La première intrigue, celle du "Tambour", n'est guère originale. Il s'agit de la sempiternelle histoire de fantôme revenant par le biais d'un objet usuel. Rien de novateur et le déroulement du récit, bien trop convenu, n'aide pas vraiment a apprécier une chute finale décevante et attendue. Comme souvent dans ce genre d'intrigue, surtout en Asie, deux époques finissent par se téléscoper.

Le passé servant d'explication à la présence d'un fantôme aux temps modernes. Mais le côté horrifique s'avère peu exploité et, au contraire, c'est la romance qui prédomine, le réalisateur peinant d'ailleurs à susciter le moindre frisson. Avec son ambiance finalement plus proche de la Belle et la Bête ou d'autres contes un peu macabre, ce "Tambour" se laisse voir sans trop d'ennui mais sans générer le moindre enthousiasme. Le spectateur, dubitatif, risque même de laisser tomber et d'arrêter le film après ce premier sketche, ce qui serait une erreur puisque les deux suivants sont plus réussis.

Le second sketch, pour sa part, traite d'un thème également connu, celui du parfum magique capable de rendre n'importe qui fou d'amour et de désir. Une jeune et très jolie femme (on se demande d'ailleurs pourquoi elle a recours à pareils artifices!) en use donc avec des conséquences dramatiques. Cet argument rappele bien des nouvelles littéraires, dans la veine des anthologies comme Histoires de Sexe et de Sang, par exemple, mais se révèle à nouveau un peu décevant.

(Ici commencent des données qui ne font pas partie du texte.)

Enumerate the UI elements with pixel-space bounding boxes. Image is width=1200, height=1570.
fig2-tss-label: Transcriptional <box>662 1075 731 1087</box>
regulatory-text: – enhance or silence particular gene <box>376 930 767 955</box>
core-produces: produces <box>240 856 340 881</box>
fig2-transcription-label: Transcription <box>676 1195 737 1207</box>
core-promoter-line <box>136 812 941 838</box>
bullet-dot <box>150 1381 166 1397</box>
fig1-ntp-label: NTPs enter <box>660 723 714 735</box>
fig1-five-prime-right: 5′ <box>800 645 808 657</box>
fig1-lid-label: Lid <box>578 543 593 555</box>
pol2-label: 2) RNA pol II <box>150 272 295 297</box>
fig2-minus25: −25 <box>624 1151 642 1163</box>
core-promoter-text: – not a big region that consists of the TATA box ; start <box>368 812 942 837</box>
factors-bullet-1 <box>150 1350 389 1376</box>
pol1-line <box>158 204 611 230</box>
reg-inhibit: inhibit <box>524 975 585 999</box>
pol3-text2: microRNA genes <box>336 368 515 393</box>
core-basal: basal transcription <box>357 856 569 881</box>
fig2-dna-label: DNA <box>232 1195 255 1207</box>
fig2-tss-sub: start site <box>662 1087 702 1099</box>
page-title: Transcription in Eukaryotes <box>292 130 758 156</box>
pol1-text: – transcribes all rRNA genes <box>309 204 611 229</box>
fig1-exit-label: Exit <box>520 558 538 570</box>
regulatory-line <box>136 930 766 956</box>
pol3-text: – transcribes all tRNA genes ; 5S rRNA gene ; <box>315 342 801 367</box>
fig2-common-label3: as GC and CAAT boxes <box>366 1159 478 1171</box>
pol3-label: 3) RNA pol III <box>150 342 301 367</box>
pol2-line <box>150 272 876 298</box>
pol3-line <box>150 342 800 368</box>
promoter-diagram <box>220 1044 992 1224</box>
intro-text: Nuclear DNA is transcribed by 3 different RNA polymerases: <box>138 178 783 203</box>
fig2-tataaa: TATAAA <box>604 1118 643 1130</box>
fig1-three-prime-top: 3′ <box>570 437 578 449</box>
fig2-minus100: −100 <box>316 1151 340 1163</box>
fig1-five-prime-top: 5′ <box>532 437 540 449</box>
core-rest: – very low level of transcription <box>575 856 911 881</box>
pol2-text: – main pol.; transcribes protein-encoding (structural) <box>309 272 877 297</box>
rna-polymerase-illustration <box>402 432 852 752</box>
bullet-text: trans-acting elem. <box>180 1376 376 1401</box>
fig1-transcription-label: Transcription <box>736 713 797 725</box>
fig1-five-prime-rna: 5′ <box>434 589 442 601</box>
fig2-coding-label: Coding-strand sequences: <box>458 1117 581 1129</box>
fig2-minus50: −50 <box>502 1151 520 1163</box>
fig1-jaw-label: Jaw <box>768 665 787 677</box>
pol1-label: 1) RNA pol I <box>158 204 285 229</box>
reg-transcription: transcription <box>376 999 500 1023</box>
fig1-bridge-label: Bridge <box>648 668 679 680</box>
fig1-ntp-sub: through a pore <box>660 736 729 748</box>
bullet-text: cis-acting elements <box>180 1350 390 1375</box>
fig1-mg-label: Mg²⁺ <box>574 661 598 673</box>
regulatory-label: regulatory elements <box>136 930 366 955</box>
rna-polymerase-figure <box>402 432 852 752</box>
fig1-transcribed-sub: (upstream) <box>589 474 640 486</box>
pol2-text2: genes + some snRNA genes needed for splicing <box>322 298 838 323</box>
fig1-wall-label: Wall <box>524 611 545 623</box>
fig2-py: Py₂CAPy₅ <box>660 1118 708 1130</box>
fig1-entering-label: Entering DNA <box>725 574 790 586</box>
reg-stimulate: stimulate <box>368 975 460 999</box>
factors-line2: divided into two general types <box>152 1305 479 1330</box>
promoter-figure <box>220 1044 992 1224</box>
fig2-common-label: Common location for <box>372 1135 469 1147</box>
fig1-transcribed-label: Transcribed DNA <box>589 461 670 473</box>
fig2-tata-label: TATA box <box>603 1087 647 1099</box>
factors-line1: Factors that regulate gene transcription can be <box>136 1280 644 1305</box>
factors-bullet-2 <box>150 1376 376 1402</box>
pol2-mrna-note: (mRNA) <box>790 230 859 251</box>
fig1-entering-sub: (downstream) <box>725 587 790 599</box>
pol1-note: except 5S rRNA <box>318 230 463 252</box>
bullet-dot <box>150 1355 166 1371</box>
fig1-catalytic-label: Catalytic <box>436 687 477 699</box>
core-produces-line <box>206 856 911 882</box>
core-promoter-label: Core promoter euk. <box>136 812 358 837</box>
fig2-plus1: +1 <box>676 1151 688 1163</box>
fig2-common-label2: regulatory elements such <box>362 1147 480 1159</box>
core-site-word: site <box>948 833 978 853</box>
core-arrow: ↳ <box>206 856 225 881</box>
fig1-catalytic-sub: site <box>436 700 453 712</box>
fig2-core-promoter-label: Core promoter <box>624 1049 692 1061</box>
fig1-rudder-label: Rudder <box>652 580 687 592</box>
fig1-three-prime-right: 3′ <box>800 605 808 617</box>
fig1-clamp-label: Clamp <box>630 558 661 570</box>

En dépit d'un léger érotisme, le cinéaste se montre trop modéré pour parvenir à convaincre réellement, usant d'une sensualité somme tout mièvre, dans l'esprit des téléfilms de fin de soirée, avec leur esthétique bâteau et leur photographie aux teintes immanquablement bleutées. Comme pour le premier sketch, le cinéaste tente de bâtir une certaine atmosphère mais il n'y parvient qu'à moitié, s'aidant de l'exotisme des décors thailandais pour conférer une certaine originalité à un récit trop classique pour effrayer les amateurs du genre. Une fois encore, le déroulement de l'intrigue est trop prévisible, d'autant que le gore est quasi absent, mais le tout se suit sans déplaisir.

La troisième histoire demeure la plus intéressante. Un flic enquête sur le suicide d'une jeune femme enceinte. Mais certaines contraintes (comme la hauteur de la poutre ayant servi a attacher la corde) le font douter, au point qu'il soupçonne l'ancien amant de la victime de l'avoir assassinée. Assez bien mené, ce segment combine investigation policière et fantastique discret avec une certaine réussite.

Les rebondissements de situation et autres fausses pistes relancent régulièrement l'intérêt jusqu'au twist final plutôt bien amené et inattendu. Dommage que les flash-backs en noir et blanc, à présent mille fois vus, alourdissent le récit par leurs explications redondantes. Mais, heureusement, la mise en scène, énergique, s'avère rythmée et efficace, en dépit de certains effets de style un peu gratuits.

Pisuth Praesaeng-lam et Oxide Pang, les deux cinéastes derrière cette anthologie horrifique, ont donc globalement réussi leur pari, celui d'offrir aux spectateurs deux heures de divertissement légèrement angoissant. A défaut de passionner complètement son public, BANGKOK HAUNTED réussit à ne jamais l'ennuyer, si ce n'est peut-être lors de la première histoire, de loin la plus faible.

En définitive, l'ensemble mérite donc bien une petite vision.